El jueves se estrenó Asesinos de elite. La historia es tan esperable que llega a dar un poco de risa: Danny, un mercenario de altísimo nivel, una máquina de matar que jamás falla pero que no por eso deja de tener su corazón, el actor Jason Statham nada menos, que ha hecho el mismo papel casi una docena de veces, decide retirarse del “negocio”, pero entonces un jeque secuestra a su mentor y socio, Robert DeNiro, que tiene por su haber otro tanto de papeles por el estilo, para obligar a Danny a hacer un último trabajo, que por supuesto es complicadísimo y lo pone en la mira de un ex militar de elite (Clive Owen), otro asesino profesional, dispuesto a todo con tal de proteger un importante secreto de sus ex camaradas. Una frase basta y sobra incluso para los detalles. ¿Hace falta decir más? La película tiene explosiones al por mayor, peleas a puño limpio, persecuciones en autos, tiroteos, escenarios a lo ancho del mundo, pocos diálogos y muchísimas miradas matadoras. Vista con humor es una delicia de lugares comunes, que no resiste mayor análisis.
El punto, sin embargo, y esto nos hace comentarla, es Jason Statham.

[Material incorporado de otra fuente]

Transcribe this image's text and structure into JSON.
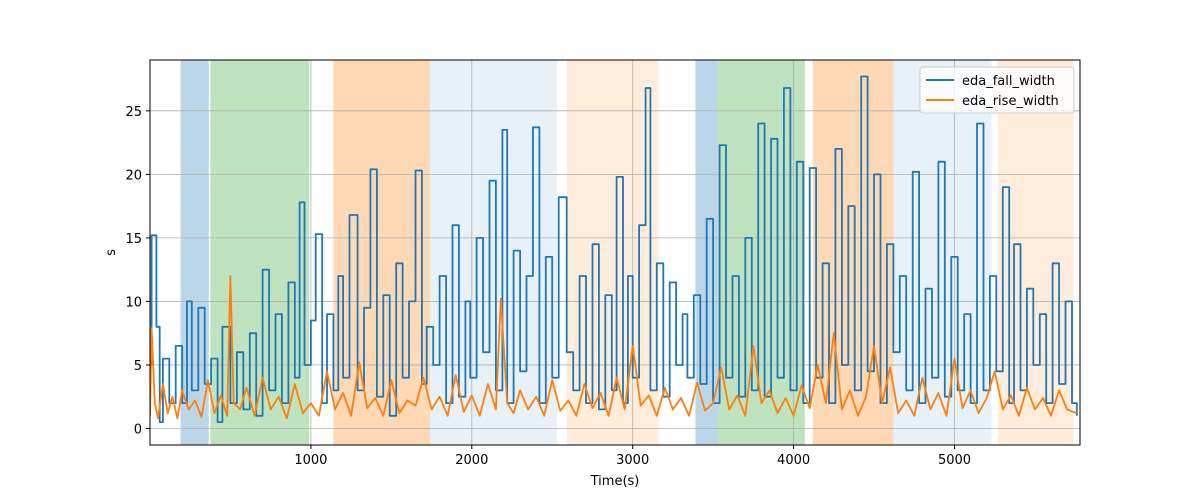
{
  "chart_data": {
    "type": "line",
    "title": "",
    "xlabel": "Time(s)",
    "ylabel": "s",
    "xlim": [
      0,
      5780
    ],
    "ylim": [
      -1.3,
      29.0
    ],
    "xticks": [
      1000,
      2000,
      3000,
      4000,
      5000
    ],
    "yticks": [
      0,
      5,
      10,
      15,
      20,
      25
    ],
    "grid": true,
    "legend": {
      "placement": "top-right"
    },
    "bands": [
      {
        "x0": 190,
        "x1": 365,
        "color": "#1f77b4",
        "opacity": 0.3
      },
      {
        "x0": 375,
        "x1": 990,
        "color": "#2ca02c",
        "opacity": 0.3
      },
      {
        "x0": 1140,
        "x1": 1740,
        "color": "#ff7f0e",
        "opacity": 0.3
      },
      {
        "x0": 1740,
        "x1": 2530,
        "color": "#1f77b4",
        "opacity": 0.1
      },
      {
        "x0": 2590,
        "x1": 3160,
        "color": "#ff7f0e",
        "opacity": 0.15
      },
      {
        "x0": 3390,
        "x1": 3530,
        "color": "#1f77b4",
        "opacity": 0.3
      },
      {
        "x0": 3530,
        "x1": 4070,
        "color": "#2ca02c",
        "opacity": 0.3
      },
      {
        "x0": 4120,
        "x1": 4620,
        "color": "#ff7f0e",
        "opacity": 0.3
      },
      {
        "x0": 4620,
        "x1": 5230,
        "color": "#1f77b4",
        "opacity": 0.1
      },
      {
        "x0": 5270,
        "x1": 5740,
        "color": "#ff7f0e",
        "opacity": 0.15
      }
    ],
    "series": [
      {
        "name": "eda_fall_width",
        "color": "#1f77b4",
        "step": true,
        "x": [
          0,
          10,
          40,
          60,
          80,
          120,
          160,
          200,
          230,
          260,
          300,
          340,
          380,
          420,
          450,
          500,
          540,
          580,
          620,
          660,
          700,
          740,
          780,
          820,
          860,
          900,
          930,
          960,
          1000,
          1030,
          1070,
          1100,
          1140,
          1170,
          1200,
          1240,
          1290,
          1330,
          1370,
          1410,
          1450,
          1490,
          1530,
          1570,
          1610,
          1650,
          1690,
          1720,
          1760,
          1800,
          1840,
          1880,
          1920,
          1960,
          1990,
          2030,
          2070,
          2110,
          2150,
          2190,
          2220,
          2260,
          2300,
          2340,
          2380,
          2420,
          2460,
          2500,
          2540,
          2590,
          2630,
          2670,
          2710,
          2750,
          2790,
          2830,
          2870,
          2900,
          2940,
          2970,
          3000,
          3040,
          3080,
          3110,
          3150,
          3190,
          3230,
          3270,
          3310,
          3340,
          3380,
          3420,
          3460,
          3500,
          3540,
          3580,
          3620,
          3660,
          3700,
          3740,
          3780,
          3820,
          3860,
          3900,
          3940,
          3980,
          4020,
          4060,
          4100,
          4140,
          4180,
          4220,
          4260,
          4300,
          4340,
          4380,
          4420,
          4460,
          4500,
          4540,
          4580,
          4620,
          4660,
          4700,
          4740,
          4780,
          4820,
          4860,
          4900,
          4940,
          4980,
          5020,
          5060,
          5100,
          5140,
          5180,
          5220,
          5260,
          5300,
          5340,
          5370,
          5410,
          5450,
          5490,
          5530,
          5570,
          5610,
          5650,
          5690,
          5730,
          5760
        ],
        "y": [
          5.0,
          15.2,
          8.0,
          0.5,
          5.5,
          2.0,
          6.5,
          2.0,
          10.0,
          3.0,
          9.5,
          3.5,
          5.5,
          0.5,
          8.0,
          2.0,
          6.0,
          1.5,
          7.5,
          1.0,
          12.5,
          3.0,
          9.0,
          2.0,
          11.5,
          4.0,
          17.8,
          5.0,
          8.5,
          15.3,
          2.0,
          9.0,
          3.0,
          12.0,
          4.0,
          16.8,
          3.0,
          9.5,
          20.4,
          2.5,
          10.5,
          1.0,
          13.0,
          4.0,
          10.0,
          20.3,
          3.5,
          8.0,
          5.0,
          12.0,
          2.0,
          16.0,
          2.5,
          10.0,
          4.0,
          15.0,
          6.0,
          19.5,
          3.0,
          23.5,
          2.0,
          14.0,
          4.5,
          12.0,
          23.7,
          2.0,
          13.5,
          4.0,
          18.2,
          6.0,
          3.0,
          12.0,
          2.0,
          14.5,
          1.5,
          10.5,
          3.0,
          19.8,
          2.0,
          12.0,
          4.0,
          16.0,
          26.8,
          3.0,
          13.0,
          2.5,
          11.5,
          5.0,
          9.0,
          4.0,
          10.5,
          3.5,
          16.5,
          2.0,
          22.3,
          4.0,
          12.0,
          2.5,
          15.0,
          3.0,
          24.0,
          2.5,
          22.8,
          4.0,
          26.8,
          3.0,
          21.0,
          2.0,
          20.5,
          4.0,
          13.0,
          2.0,
          22.0,
          5.0,
          17.5,
          3.0,
          27.7,
          4.5,
          20.0,
          2.0,
          14.5,
          6.0,
          12.0,
          3.0,
          20.2,
          2.0,
          11.0,
          4.0,
          21.0,
          2.5,
          13.5,
          3.0,
          9.0,
          2.0,
          24.0,
          3.0,
          12.0,
          4.5,
          19.0,
          2.0,
          14.5,
          3.0,
          11.0,
          5.0,
          9.0,
          2.0,
          13.0,
          3.5,
          10.0,
          2.0,
          1.0
        ]
      },
      {
        "name": "eda_rise_width",
        "color": "#ff7f0e",
        "step": false,
        "x": [
          0,
          10,
          30,
          50,
          80,
          110,
          140,
          170,
          200,
          240,
          280,
          320,
          360,
          400,
          440,
          480,
          500,
          520,
          560,
          600,
          650,
          700,
          750,
          800,
          850,
          900,
          950,
          1000,
          1050,
          1100,
          1150,
          1200,
          1250,
          1300,
          1350,
          1400,
          1450,
          1500,
          1550,
          1600,
          1650,
          1700,
          1750,
          1800,
          1850,
          1900,
          1950,
          2000,
          2050,
          2100,
          2150,
          2180,
          2220,
          2260,
          2300,
          2350,
          2400,
          2450,
          2500,
          2550,
          2600,
          2650,
          2700,
          2750,
          2800,
          2850,
          2900,
          2950,
          3000,
          3050,
          3100,
          3150,
          3200,
          3250,
          3300,
          3350,
          3400,
          3450,
          3500,
          3550,
          3600,
          3650,
          3700,
          3750,
          3800,
          3850,
          3900,
          3950,
          4000,
          4050,
          4100,
          4150,
          4200,
          4250,
          4300,
          4350,
          4400,
          4450,
          4500,
          4550,
          4600,
          4650,
          4700,
          4750,
          4800,
          4850,
          4900,
          4950,
          5000,
          5050,
          5100,
          5150,
          5200,
          5250,
          5300,
          5350,
          5400,
          5450,
          5500,
          5550,
          5600,
          5650,
          5700,
          5760
        ],
        "y": [
          1.0,
          7.9,
          2.0,
          0.8,
          3.5,
          1.2,
          2.5,
          0.8,
          3.0,
          1.5,
          2.2,
          0.9,
          3.8,
          1.2,
          2.6,
          1.0,
          12.0,
          2.0,
          1.5,
          3.2,
          1.0,
          4.0,
          1.5,
          2.5,
          0.8,
          3.5,
          1.2,
          2.0,
          1.0,
          4.5,
          1.5,
          2.8,
          1.0,
          5.2,
          1.6,
          2.4,
          1.0,
          3.8,
          1.2,
          2.2,
          1.8,
          4.0,
          1.5,
          2.5,
          1.0,
          4.2,
          1.3,
          2.6,
          1.0,
          3.5,
          1.5,
          10.2,
          2.0,
          1.2,
          3.0,
          1.5,
          2.5,
          1.0,
          3.8,
          1.4,
          2.2,
          1.0,
          3.5,
          1.6,
          2.8,
          1.0,
          4.0,
          1.5,
          6.5,
          1.8,
          2.6,
          1.0,
          3.2,
          1.5,
          2.4,
          1.0,
          3.6,
          1.4,
          2.0,
          4.8,
          1.5,
          2.6,
          1.0,
          6.5,
          2.0,
          3.0,
          1.2,
          2.4,
          1.0,
          3.4,
          1.6,
          5.0,
          2.0,
          7.5,
          1.5,
          3.0,
          1.0,
          2.5,
          6.5,
          2.0,
          4.8,
          1.2,
          2.2,
          1.0,
          4.0,
          1.5,
          2.8,
          1.0,
          5.5,
          1.6,
          3.0,
          1.2,
          2.4,
          4.5,
          1.5,
          2.6,
          1.0,
          3.2,
          1.5,
          2.4,
          1.0,
          3.0,
          1.5,
          1.2
        ]
      }
    ]
  }
}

¿Cómo puede ser que este actor inglés, de poco pelo, marcada mandíbula y eterna barba de dos días esté convertido en un género en sí mismo? Ya se sabe, hay actores que son como camaleones: engordan, enflaquecen, un día hace comedia, otro día un drama, otro una de acción, como Leonardo DiCaprio. Otros, sólo son capaces de hacer un personaje, pero lo hacen bien o, al menos, con cierto encanto, como Woody Allen. Statham es, no cabe duda, de los últimos. Desde que el sobregirado pero extremadamente ondero director Guy Ritchie lo descubrió para Juegos trampas y dos armas humeantes, en 1998, el hombre ha hecho casi treinta películas, ninguna de ellas gran cosa, si hacemos una excepción con Collateral (2004), donde tiene un papel pequeño, y La estafa maestra (2003), cinta que tenía su qué. Pese a esto, el hombre es consciente, al parecer, de que sus talentos actorales funcionan siempre y cuando no lo exijan mucho. A punta de insistir en roles de ladrones, mercenarios y asesinos a sueldo, todos siempre muy profesionales, esencialmente solitarios, extremadamente bien vestidos, donde la manera en que toma una pistola o conduce un automóvil puede llegar a muchísima más expresiva que cualquier esfuerzo de rostro, Statham, sin embargo, ha hecho de sus limitaciones su éxito, lo que no deja de tener algo de admirable.

Su figura, por lo demás, insiste es un estereotipo que tiene ciertas zonas oscuras. Sí, el es macho recio, que esconde sus sentimientos y prefiere hablar con los hechos en lugar de las palabras, una figura cuyo máximo expositor cinematográfico fue John Wayne, pero que también se encarnó en Humphrey Bogart, Clint Eastwood, Robert Duvall, James Coburn o Bruce Willis. Statham, como varios de su raza, también es un símbolo sexual, sin embargo, en sus cintas rara vez lo vemos con una mujer, menos aún teniendo sexo casual a la James Bond. No, su personaje está más cerca del monje solitario, del experto que pago su aprendizaje con la soledad, aislado afectivamente de cualquier relación y de todo pasado. Wayne era noble porque quería u odiaba intensamente. Eastwood, porque buscaba siempre una reparación, en la moral o en la sangre. Willis, porque siempre es un derrotado que trata de pararse de las cenizas. Statham no tiene aún nobleza –y si sigue haciendo la misma basura de siempre capaz que nunca la alcance–, pero en sus personajes vemos al profesional condenado al ostracismo por un trabajo que hace mejor que nadie, pero que ha terminado por odiar. ¿Signo de los tiempos? Capaz que sí. Statham está constantemente tratando de rebelarse contra las cadenas de la especialización, contra la condena de ser bueno en algo que se detesta. En esto, y no es las infinitas escenas de puñetazos, puede estar la razón de que el público acepte verlo una y otra vez en películas que de distintas sólo tienen el nombre.

Asesinos de elite
Dirigida por Gary McKendry
Con Jason Statham, Robert de Niro y Clive Owen.
Estados Unidos y Australia, 2011
116 minutos.

Pina, de Wim Wenders

diciembre 26, 2011

Wenders saca a los bailarines de Pina a la calle, con resultados no siempre felices.



El talismán culturoso

(Publicado en el Artes y Letras, domingo 25 de diciembre 2011)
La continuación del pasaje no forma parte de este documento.